From the book publisher
In this groundbreaking book, Tim Harford, the Undercover Economist, shows us a new and inspiring approach to solving the most pressing problems in our lives. When faced with complex situations, we have all become accustomed to looking to our leaders to set out a plan of action and blaze a path to success. Harford argues that today’s challenges simply cannot be tackled with ready-made solutions and expert opinion; the world has become far too unpredictable and profoundly complex. Instead, we must adapt.
Deftly weaving together psychology, evolutionary biology, anthropology, physics, and economics, along with the compelling story of hard-won lessons learned in the field, Harford makes a passionate case for the importance of adaptive trial and error in tackling issues such as climate change, poverty, and financial crises—as well as in fostering innovation and creativity in our business and personal lives.
From the book, Chapter 3
The following excerpt from the book discusses the Spitfire, the radical plane that saved Britain during WWII. It is so pithy and evocative I might as well quote it verbatim. A larger section of the book has been excerpted in the online magazine Slate. The business blog by Tim Kastelle and John Steen also has a good review of the book.
When we invest money now in the hope of payoffs later, we think in terms of a return on our investment—a few percent in a savings account, perhaps, or a higher but riskier reward from the stock market. What was the return on [the] investment of 10,000 pounds? Four hundred and thirty thousand people saved from the gas chambers, and denying Adolf Hitler the atomic bomb. The most calculating economist would hesitate to put a price on that.
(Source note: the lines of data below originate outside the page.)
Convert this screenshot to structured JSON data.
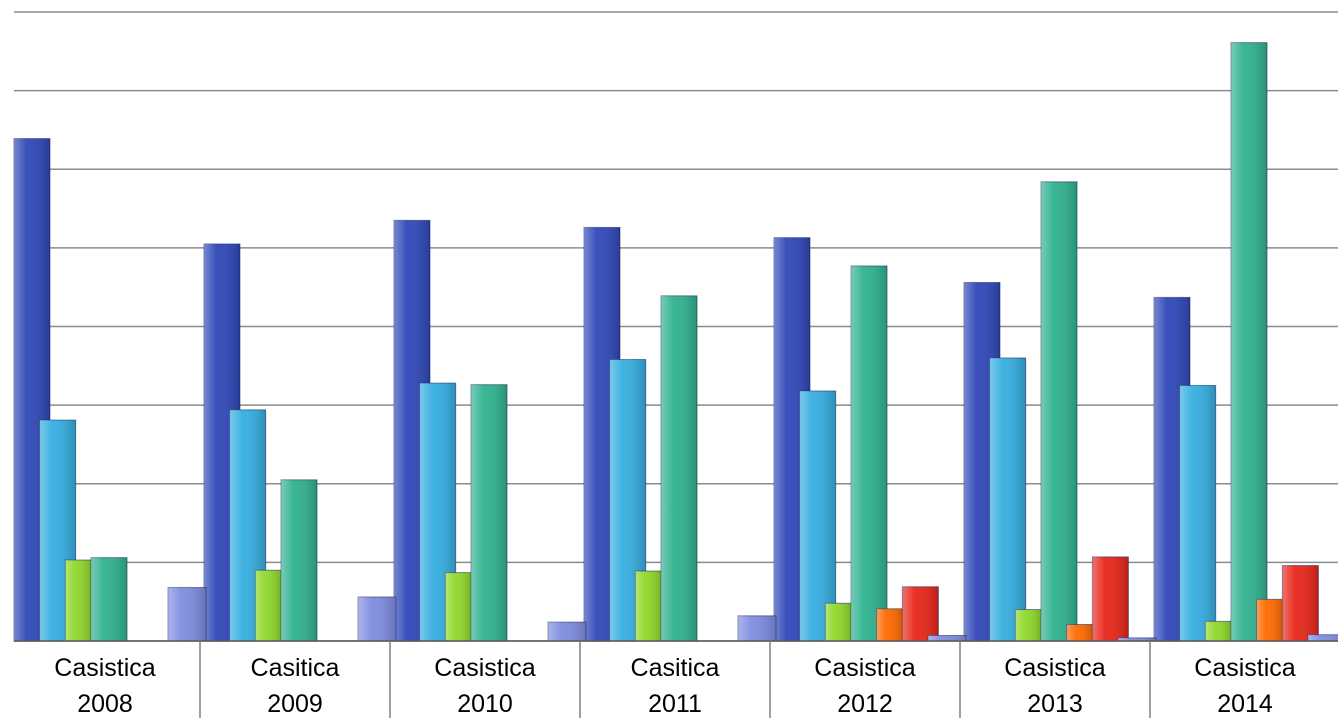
{
  "chart_data": {
    "type": "bar",
    "title": "",
    "xlabel": "",
    "ylabel": "",
    "ylim": [
      0,
      8
    ],
    "grid": true,
    "legend": "none",
    "categories": [
      [
        "Casistica",
        "2008"
      ],
      [
        "Casitica",
        "2009"
      ],
      [
        "Casistica",
        "2010"
      ],
      [
        "Casitica",
        "2011"
      ],
      [
        "Casistica",
        "2012"
      ],
      [
        "Casistica",
        "2013"
      ],
      [
        "Casistica",
        "2014"
      ]
    ],
    "series": [
      {
        "color": "#2f47b8",
        "values": [
          6.39,
          5.05,
          5.35,
          5.26,
          5.13,
          4.56,
          4.37
        ]
      },
      {
        "color": "#35aee0",
        "values": [
          2.81,
          2.94,
          3.28,
          3.58,
          3.18,
          3.6,
          3.25
        ]
      },
      {
        "color": "#8fd82a",
        "values": [
          1.03,
          0.9,
          0.87,
          0.89,
          0.48,
          0.4,
          0.25
        ]
      },
      {
        "color": "#2fb28f",
        "values": [
          1.06,
          2.05,
          3.26,
          4.39,
          4.77,
          5.84,
          7.61
        ]
      },
      {
        "color": "#ff6a00",
        "values": [
          0,
          0,
          0,
          0,
          0.41,
          0.21,
          0.53
        ]
      },
      {
        "color": "#e8261a",
        "values": [
          0,
          0,
          0,
          0,
          0.69,
          1.07,
          0.96
        ]
      },
      {
        "color": "#7f8ce0",
        "values": [
          0.68,
          0.56,
          0.24,
          0.32,
          0.07,
          0.04,
          0.08
        ]
      }
    ]
  }
}
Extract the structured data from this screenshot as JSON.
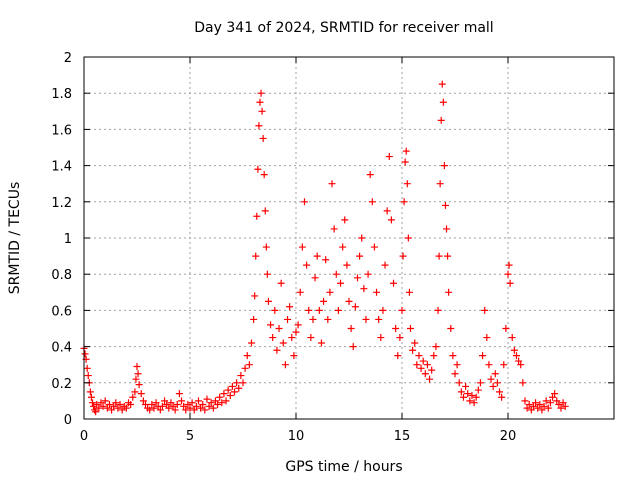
{
  "chart_data": {
    "type": "scatter",
    "title": "Day 341 of 2024, SRMTID for receiver mall",
    "xlabel": "GPS time / hours",
    "ylabel": "SRMTID / TECUs",
    "xlim": [
      0,
      25
    ],
    "ylim": [
      0,
      2
    ],
    "x_ticks": [
      0,
      5,
      10,
      15,
      20
    ],
    "x_tick_labels": [
      "0",
      "5",
      "10",
      "15",
      "20"
    ],
    "y_ticks": [
      0,
      0.2,
      0.4,
      0.6,
      0.8,
      1,
      1.2,
      1.4,
      1.6,
      1.8,
      2
    ],
    "y_tick_labels": [
      "0",
      "0.2",
      "0.4",
      "0.6",
      "0.8",
      "1",
      "1.2",
      "1.4",
      "1.6",
      "1.8",
      "2"
    ],
    "grid": true,
    "marker": "+",
    "series": [
      {
        "name": "SRMTID",
        "color": "#ff0000",
        "points": [
          [
            0.0,
            0.39
          ],
          [
            0.05,
            0.36
          ],
          [
            0.1,
            0.33
          ],
          [
            0.15,
            0.28
          ],
          [
            0.2,
            0.24
          ],
          [
            0.25,
            0.2
          ],
          [
            0.3,
            0.15
          ],
          [
            0.35,
            0.12
          ],
          [
            0.4,
            0.09
          ],
          [
            0.45,
            0.07
          ],
          [
            0.5,
            0.05
          ],
          [
            0.55,
            0.04
          ],
          [
            0.6,
            0.08
          ],
          [
            0.7,
            0.06
          ],
          [
            0.8,
            0.09
          ],
          [
            0.9,
            0.07
          ],
          [
            1.0,
            0.1
          ],
          [
            1.1,
            0.06
          ],
          [
            1.2,
            0.08
          ],
          [
            1.3,
            0.05
          ],
          [
            1.4,
            0.07
          ],
          [
            1.5,
            0.09
          ],
          [
            1.6,
            0.06
          ],
          [
            1.7,
            0.08
          ],
          [
            1.8,
            0.05
          ],
          [
            1.9,
            0.07
          ],
          [
            2.0,
            0.06
          ],
          [
            2.1,
            0.09
          ],
          [
            2.2,
            0.08
          ],
          [
            2.3,
            0.12
          ],
          [
            2.4,
            0.15
          ],
          [
            2.45,
            0.22
          ],
          [
            2.5,
            0.29
          ],
          [
            2.55,
            0.25
          ],
          [
            2.6,
            0.19
          ],
          [
            2.7,
            0.14
          ],
          [
            2.8,
            0.1
          ],
          [
            2.9,
            0.08
          ],
          [
            3.0,
            0.06
          ],
          [
            3.1,
            0.05
          ],
          [
            3.2,
            0.08
          ],
          [
            3.3,
            0.06
          ],
          [
            3.4,
            0.09
          ],
          [
            3.5,
            0.07
          ],
          [
            3.6,
            0.05
          ],
          [
            3.7,
            0.07
          ],
          [
            3.8,
            0.1
          ],
          [
            3.9,
            0.08
          ],
          [
            4.0,
            0.06
          ],
          [
            4.1,
            0.09
          ],
          [
            4.2,
            0.07
          ],
          [
            4.3,
            0.05
          ],
          [
            4.4,
            0.08
          ],
          [
            4.5,
            0.14
          ],
          [
            4.6,
            0.1
          ],
          [
            4.7,
            0.07
          ],
          [
            4.8,
            0.05
          ],
          [
            4.9,
            0.08
          ],
          [
            5.0,
            0.06
          ],
          [
            5.1,
            0.09
          ],
          [
            5.2,
            0.05
          ],
          [
            5.3,
            0.07
          ],
          [
            5.4,
            0.1
          ],
          [
            5.5,
            0.06
          ],
          [
            5.6,
            0.08
          ],
          [
            5.7,
            0.05
          ],
          [
            5.8,
            0.11
          ],
          [
            5.9,
            0.07
          ],
          [
            6.0,
            0.09
          ],
          [
            6.1,
            0.06
          ],
          [
            6.2,
            0.1
          ],
          [
            6.3,
            0.08
          ],
          [
            6.4,
            0.12
          ],
          [
            6.5,
            0.09
          ],
          [
            6.6,
            0.14
          ],
          [
            6.7,
            0.1
          ],
          [
            6.8,
            0.16
          ],
          [
            6.9,
            0.13
          ],
          [
            7.0,
            0.18
          ],
          [
            7.1,
            0.15
          ],
          [
            7.2,
            0.2
          ],
          [
            7.3,
            0.17
          ],
          [
            7.4,
            0.24
          ],
          [
            7.5,
            0.2
          ],
          [
            7.6,
            0.28
          ],
          [
            7.7,
            0.35
          ],
          [
            7.8,
            0.3
          ],
          [
            7.9,
            0.42
          ],
          [
            8.0,
            0.55
          ],
          [
            8.05,
            0.68
          ],
          [
            8.1,
            0.9
          ],
          [
            8.15,
            1.12
          ],
          [
            8.2,
            1.38
          ],
          [
            8.25,
            1.62
          ],
          [
            8.3,
            1.75
          ],
          [
            8.35,
            1.8
          ],
          [
            8.4,
            1.7
          ],
          [
            8.45,
            1.55
          ],
          [
            8.5,
            1.35
          ],
          [
            8.55,
            1.15
          ],
          [
            8.6,
            0.95
          ],
          [
            8.65,
            0.8
          ],
          [
            8.7,
            0.65
          ],
          [
            8.8,
            0.52
          ],
          [
            8.9,
            0.45
          ],
          [
            9.0,
            0.6
          ],
          [
            9.1,
            0.38
          ],
          [
            9.2,
            0.5
          ],
          [
            9.3,
            0.75
          ],
          [
            9.4,
            0.42
          ],
          [
            9.5,
            0.3
          ],
          [
            9.6,
            0.55
          ],
          [
            9.7,
            0.62
          ],
          [
            9.8,
            0.45
          ],
          [
            9.9,
            0.35
          ],
          [
            10.0,
            0.48
          ],
          [
            10.1,
            0.52
          ],
          [
            10.2,
            0.7
          ],
          [
            10.3,
            0.95
          ],
          [
            10.4,
            1.2
          ],
          [
            10.5,
            0.85
          ],
          [
            10.6,
            0.6
          ],
          [
            10.7,
            0.45
          ],
          [
            10.8,
            0.55
          ],
          [
            10.9,
            0.78
          ],
          [
            11.0,
            0.9
          ],
          [
            11.1,
            0.6
          ],
          [
            11.2,
            0.42
          ],
          [
            11.3,
            0.65
          ],
          [
            11.4,
            0.88
          ],
          [
            11.5,
            0.55
          ],
          [
            11.6,
            0.7
          ],
          [
            11.7,
            1.3
          ],
          [
            11.8,
            1.05
          ],
          [
            11.9,
            0.8
          ],
          [
            12.0,
            0.6
          ],
          [
            12.1,
            0.75
          ],
          [
            12.2,
            0.95
          ],
          [
            12.3,
            1.1
          ],
          [
            12.4,
            0.85
          ],
          [
            12.5,
            0.65
          ],
          [
            12.6,
            0.5
          ],
          [
            12.7,
            0.4
          ],
          [
            12.8,
            0.62
          ],
          [
            12.9,
            0.78
          ],
          [
            13.0,
            0.9
          ],
          [
            13.1,
            1.0
          ],
          [
            13.2,
            0.72
          ],
          [
            13.3,
            0.55
          ],
          [
            13.4,
            0.8
          ],
          [
            13.5,
            1.35
          ],
          [
            13.6,
            1.2
          ],
          [
            13.7,
            0.95
          ],
          [
            13.8,
            0.7
          ],
          [
            13.9,
            0.55
          ],
          [
            14.0,
            0.45
          ],
          [
            14.1,
            0.6
          ],
          [
            14.2,
            0.85
          ],
          [
            14.3,
            1.15
          ],
          [
            14.4,
            1.45
          ],
          [
            14.5,
            1.1
          ],
          [
            14.6,
            0.75
          ],
          [
            14.7,
            0.5
          ],
          [
            14.8,
            0.35
          ],
          [
            14.9,
            0.45
          ],
          [
            15.0,
            0.6
          ],
          [
            15.05,
            0.9
          ],
          [
            15.1,
            1.2
          ],
          [
            15.15,
            1.42
          ],
          [
            15.2,
            1.48
          ],
          [
            15.25,
            1.3
          ],
          [
            15.3,
            1.0
          ],
          [
            15.35,
            0.7
          ],
          [
            15.4,
            0.5
          ],
          [
            15.5,
            0.38
          ],
          [
            15.6,
            0.42
          ],
          [
            15.7,
            0.3
          ],
          [
            15.8,
            0.35
          ],
          [
            15.9,
            0.28
          ],
          [
            16.0,
            0.32
          ],
          [
            16.1,
            0.25
          ],
          [
            16.2,
            0.3
          ],
          [
            16.3,
            0.22
          ],
          [
            16.4,
            0.27
          ],
          [
            16.5,
            0.35
          ],
          [
            16.6,
            0.4
          ],
          [
            16.7,
            0.6
          ],
          [
            16.75,
            0.9
          ],
          [
            16.8,
            1.3
          ],
          [
            16.85,
            1.65
          ],
          [
            16.9,
            1.85
          ],
          [
            16.95,
            1.75
          ],
          [
            17.0,
            1.4
          ],
          [
            17.05,
            1.18
          ],
          [
            17.1,
            1.05
          ],
          [
            17.15,
            0.9
          ],
          [
            17.2,
            0.7
          ],
          [
            17.3,
            0.5
          ],
          [
            17.4,
            0.35
          ],
          [
            17.5,
            0.25
          ],
          [
            17.6,
            0.3
          ],
          [
            17.7,
            0.2
          ],
          [
            17.8,
            0.15
          ],
          [
            17.9,
            0.12
          ],
          [
            18.0,
            0.18
          ],
          [
            18.1,
            0.14
          ],
          [
            18.2,
            0.1
          ],
          [
            18.3,
            0.13
          ],
          [
            18.4,
            0.09
          ],
          [
            18.5,
            0.12
          ],
          [
            18.6,
            0.16
          ],
          [
            18.7,
            0.2
          ],
          [
            18.8,
            0.35
          ],
          [
            18.9,
            0.6
          ],
          [
            19.0,
            0.45
          ],
          [
            19.1,
            0.3
          ],
          [
            19.2,
            0.22
          ],
          [
            19.3,
            0.18
          ],
          [
            19.4,
            0.25
          ],
          [
            19.5,
            0.2
          ],
          [
            19.6,
            0.15
          ],
          [
            19.7,
            0.12
          ],
          [
            19.8,
            0.3
          ],
          [
            19.9,
            0.5
          ],
          [
            20.0,
            0.8
          ],
          [
            20.05,
            0.85
          ],
          [
            20.1,
            0.75
          ],
          [
            20.2,
            0.45
          ],
          [
            20.3,
            0.38
          ],
          [
            20.4,
            0.35
          ],
          [
            20.5,
            0.32
          ],
          [
            20.6,
            0.3
          ],
          [
            20.7,
            0.2
          ],
          [
            20.8,
            0.1
          ],
          [
            20.9,
            0.06
          ],
          [
            21.0,
            0.08
          ],
          [
            21.1,
            0.05
          ],
          [
            21.2,
            0.07
          ],
          [
            21.3,
            0.09
          ],
          [
            21.4,
            0.06
          ],
          [
            21.5,
            0.08
          ],
          [
            21.6,
            0.05
          ],
          [
            21.7,
            0.07
          ],
          [
            21.8,
            0.1
          ],
          [
            21.9,
            0.06
          ],
          [
            22.0,
            0.09
          ],
          [
            22.1,
            0.12
          ],
          [
            22.2,
            0.14
          ],
          [
            22.3,
            0.1
          ],
          [
            22.4,
            0.08
          ],
          [
            22.5,
            0.06
          ],
          [
            22.6,
            0.09
          ],
          [
            22.7,
            0.07
          ]
        ]
      }
    ]
  }
}
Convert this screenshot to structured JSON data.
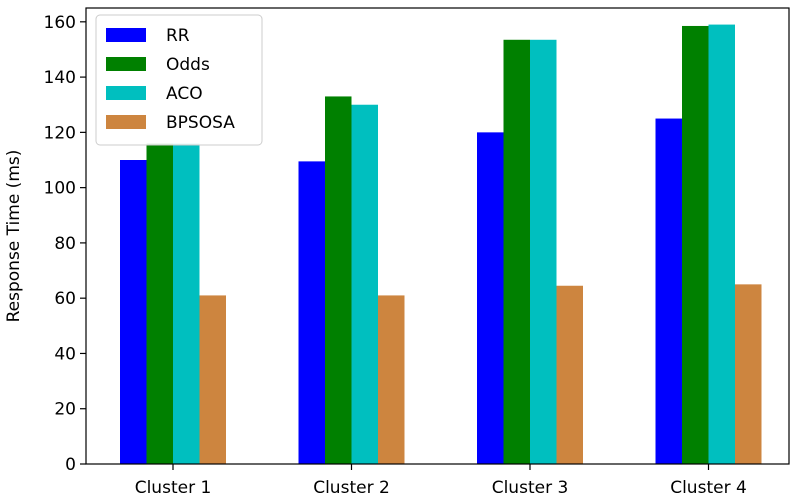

Return on investment is simply not a useful way of thinking about new ideas and new technologies. It is impossible to estimate a percentage return on blue-sky research, and it is delusional even to try. Most new technologies fail completely. Most original ideas turn out either to be not original after all, or original for the very good reason that they are useless. And when an original idea does work, the returns can be too high to be sensibly measured. The Spitfire is one of countless examples of these unlikely ideas, which range from the sublime (the mathematician and gambler Gerolamo Cardano first explored the idea of “imaginary numbers” in 1545; these apparently useless curiosities later turned out to be essential for developing radio, television, and computing) to the ridiculous (in 1928, Alexander Fleming didn’t keep his laboratory clean and ended up discovering the world’s first antibiotic in a contaminated Petri dish).
We might be tempted to think of such projects as lottery tickets, because they pay off rarely and spectacularly. They’re rather better than that, in fact. Lotteries are a zero-sum game—all they do is redistribute existing resources, whereas research and development can make everyone better off. And unlike lottery tickets, bold innovation projects do not have a known payoff and a fixed probability of victory. Nassim Taleb, author of The Black Swan, calls such projects “positive black swans.”
Whatever we call them, such ventures present us with a headache. They are vital, because the payoff can be so enormous. But they are also frustrating and unpredictable. Usually they do not pay off at all. We cannot ignore them, and yet we cannot seem to manage them effectively either.